Jay argues that Asterisk has not crossed the proverbial chasm for developers and outlines some of the issues he sees.
What is perhaps most interesting about Jay's post is the equally lengthy response by Asterisk creator Mark Spencer. Mark responds to Jay's various points and in doing so provides some good insight into his views on Asterisk's connections to developers, APIs, etc., as well as the differences between the markets that Digium, the company, goes after versus the "market" of Asterisk, the raw telephony platform.
Both Jay's article and Mark's response are definitely worth reading. I'm friends now with both of them and they both bring immense passion and energy to the world of open source telephony. Ultimately they both make the point that we need better tools for developers to create voice applications. This kind of dialogue is great and will only result in better tools in the end. Please do check out the posts.

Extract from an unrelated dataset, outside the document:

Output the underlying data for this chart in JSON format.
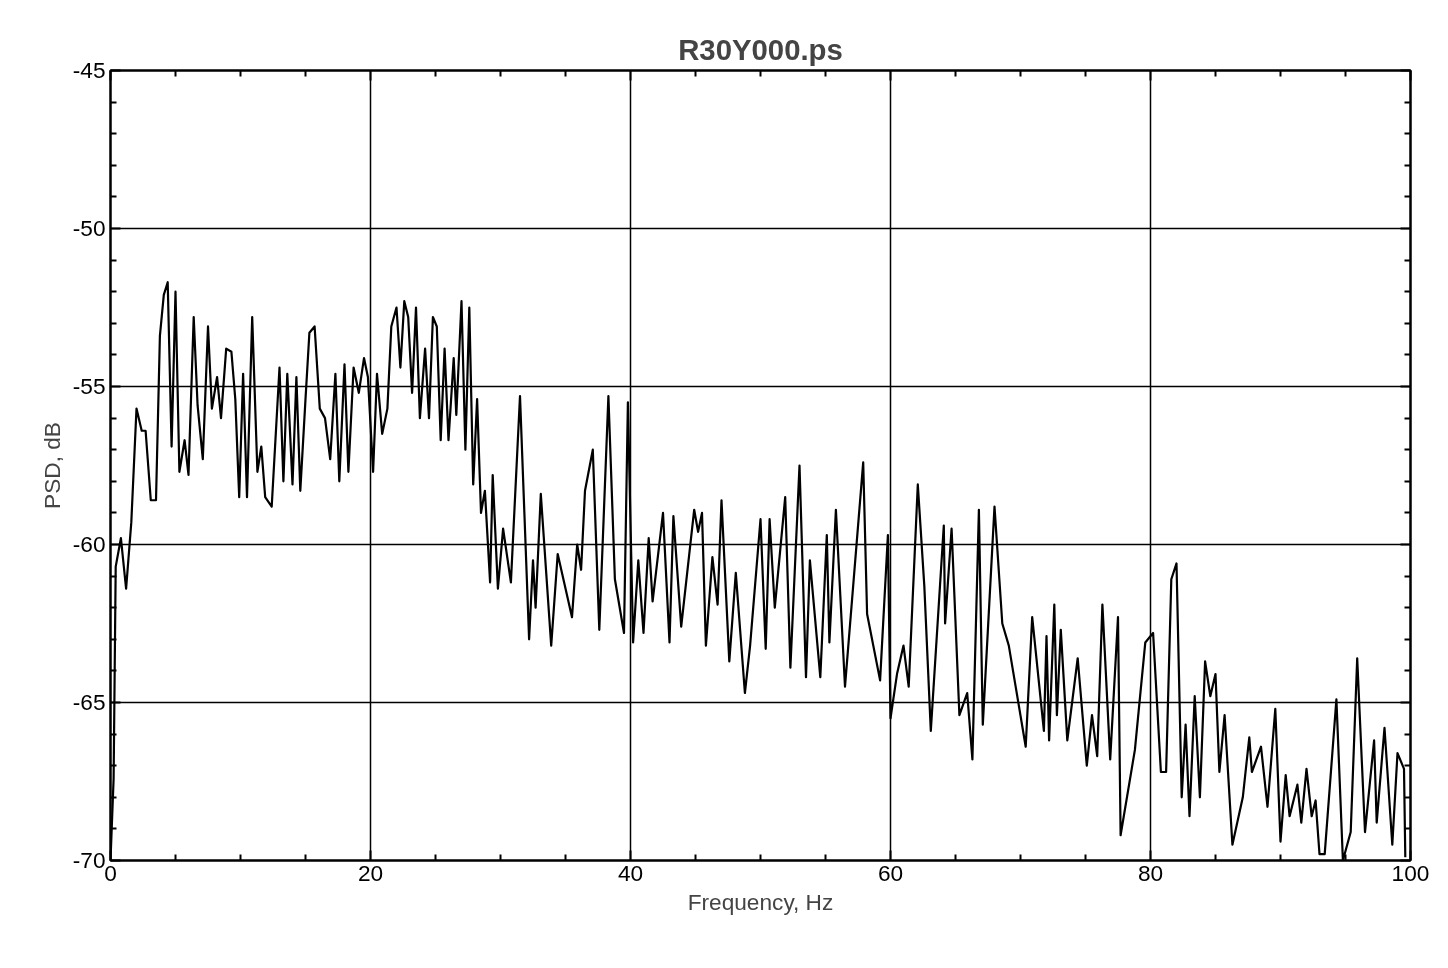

P.S. Thomas Howe has also weighed in with a post saying this is a clash in world views, which also makes for good reading. I agree with Thomas that we are in a transition into a world of "web-as-a-platform"... basically a transition "into the cloud"... and so we do need "web-centric" interfaces and APIs. But I disagree with Thomas that Asterisk is "tired". To me, Asterisk is just... well... "plumbing". Asterisk is a telephony platform, as is FreeSWITCH... as is Yate... as are all the commercial IP-PBXs. Asterisk is an open source component of the rewiring of our communication infrastructure that we have underway right now. I think anyone, including Mark, would agree that Asterisk has technical challenges it needs to overcome but I, for one, am not ready to write it off yet.